# MetaStock Parabolic SAR Function

Provided By www.meta-formula.com

The Parabolic SAR (Stop and Reverse) indicator is quite useful and is often used in determining exits from trades. The formula is quite complex and beyond the scope of this study guide, but its interpretation is relatively straightforward. The dotted lines below the price establish the trailing stop for a long position and the lines above establish the trailing stop for a short position. Thus, long trades should be closed when the price drops below the Parabolic SAR and short positions closed when the price rises above the Parabolic SAR. The Parabolic SAR can be used in any time frame.

SYNTAX SAR(Step, Maximum)

Step _ As a security makes new highs, the Parabolic SAR will rise according to this step value. The higher the step value is set, the more sensitive the indicator will be to price changes. If the step is set too high, the indicator will fluctuate above and below the price too often, making interpretation difficult.

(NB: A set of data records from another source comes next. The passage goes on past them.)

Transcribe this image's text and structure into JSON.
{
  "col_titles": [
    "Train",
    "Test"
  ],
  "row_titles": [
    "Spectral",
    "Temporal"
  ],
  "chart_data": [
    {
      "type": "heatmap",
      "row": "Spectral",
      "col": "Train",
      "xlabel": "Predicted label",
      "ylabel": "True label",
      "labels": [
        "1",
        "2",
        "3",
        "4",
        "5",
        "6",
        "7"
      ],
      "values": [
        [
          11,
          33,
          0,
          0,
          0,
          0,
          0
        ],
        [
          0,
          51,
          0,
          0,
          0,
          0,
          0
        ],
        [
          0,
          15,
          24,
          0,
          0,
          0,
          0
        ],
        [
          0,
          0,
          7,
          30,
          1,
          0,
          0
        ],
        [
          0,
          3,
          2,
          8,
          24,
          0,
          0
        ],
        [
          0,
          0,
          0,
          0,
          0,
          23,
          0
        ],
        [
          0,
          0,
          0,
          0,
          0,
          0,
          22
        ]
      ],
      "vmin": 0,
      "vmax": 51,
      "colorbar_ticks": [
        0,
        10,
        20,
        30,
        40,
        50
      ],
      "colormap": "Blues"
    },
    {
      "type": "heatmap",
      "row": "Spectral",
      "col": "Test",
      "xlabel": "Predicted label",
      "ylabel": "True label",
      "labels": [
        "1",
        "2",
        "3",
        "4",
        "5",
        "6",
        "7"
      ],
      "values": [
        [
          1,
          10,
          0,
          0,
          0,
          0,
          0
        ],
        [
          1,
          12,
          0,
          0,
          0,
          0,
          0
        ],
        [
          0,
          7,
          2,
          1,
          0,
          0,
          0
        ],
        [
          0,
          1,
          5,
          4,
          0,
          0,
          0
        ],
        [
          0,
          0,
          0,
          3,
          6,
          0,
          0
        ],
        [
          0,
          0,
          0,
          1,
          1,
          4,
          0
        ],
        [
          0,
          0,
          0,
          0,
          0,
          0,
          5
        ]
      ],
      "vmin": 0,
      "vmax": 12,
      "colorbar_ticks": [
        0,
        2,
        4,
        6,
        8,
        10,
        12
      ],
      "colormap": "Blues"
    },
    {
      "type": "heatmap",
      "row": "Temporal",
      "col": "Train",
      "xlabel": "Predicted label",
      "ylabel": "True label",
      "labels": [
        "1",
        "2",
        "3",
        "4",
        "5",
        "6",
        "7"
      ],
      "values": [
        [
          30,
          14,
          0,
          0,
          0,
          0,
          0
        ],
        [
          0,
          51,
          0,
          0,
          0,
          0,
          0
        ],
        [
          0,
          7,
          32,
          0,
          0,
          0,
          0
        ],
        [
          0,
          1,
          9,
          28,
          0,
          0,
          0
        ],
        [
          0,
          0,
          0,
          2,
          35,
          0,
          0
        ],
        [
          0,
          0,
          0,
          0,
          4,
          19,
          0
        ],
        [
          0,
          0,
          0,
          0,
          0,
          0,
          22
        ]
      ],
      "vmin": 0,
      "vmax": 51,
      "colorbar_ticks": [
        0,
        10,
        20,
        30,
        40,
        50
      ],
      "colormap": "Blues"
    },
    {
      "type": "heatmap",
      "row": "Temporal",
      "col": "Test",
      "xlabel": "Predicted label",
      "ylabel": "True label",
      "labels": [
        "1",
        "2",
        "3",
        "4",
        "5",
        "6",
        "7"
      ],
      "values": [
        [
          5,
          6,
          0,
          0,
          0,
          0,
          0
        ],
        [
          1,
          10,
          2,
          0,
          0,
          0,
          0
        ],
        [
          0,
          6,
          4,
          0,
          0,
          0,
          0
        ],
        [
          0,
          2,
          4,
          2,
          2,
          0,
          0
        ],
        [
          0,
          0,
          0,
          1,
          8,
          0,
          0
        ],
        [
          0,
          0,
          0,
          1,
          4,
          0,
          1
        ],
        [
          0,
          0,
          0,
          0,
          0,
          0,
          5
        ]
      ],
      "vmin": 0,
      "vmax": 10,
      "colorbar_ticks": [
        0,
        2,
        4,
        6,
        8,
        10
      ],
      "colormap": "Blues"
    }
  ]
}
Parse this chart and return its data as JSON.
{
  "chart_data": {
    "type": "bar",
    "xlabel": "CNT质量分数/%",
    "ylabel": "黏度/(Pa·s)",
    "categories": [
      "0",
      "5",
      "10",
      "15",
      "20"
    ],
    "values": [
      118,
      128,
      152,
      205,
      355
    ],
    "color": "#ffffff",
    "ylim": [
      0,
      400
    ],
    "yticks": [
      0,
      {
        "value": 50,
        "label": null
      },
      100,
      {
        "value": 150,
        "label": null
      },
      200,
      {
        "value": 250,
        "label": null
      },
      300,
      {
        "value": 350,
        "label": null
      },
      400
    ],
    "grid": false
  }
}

Maximum _ This is the maximum value that the SAR step can obtain. The maximum step controls the adjustment of the SAR as the price moves. The lower the maximum step value is set, the further the trailing stop will be from the price.

EXAMPLE

The following formula plots the Parabolic SAR where the value will rise or fall in 0.02 increments and will rise to a maximum value of 0.2:

SAR(0.02,0.2)

In the above example:

Step = 0.02

Maximum = 0.2

APPLICATION

A more useful application of this example could be:

Cross(C,SAR(0.02,0.2))

This formula identifies when the closing price crosses above the Parabolic SAR. This could be considered a trigger to enter a long position.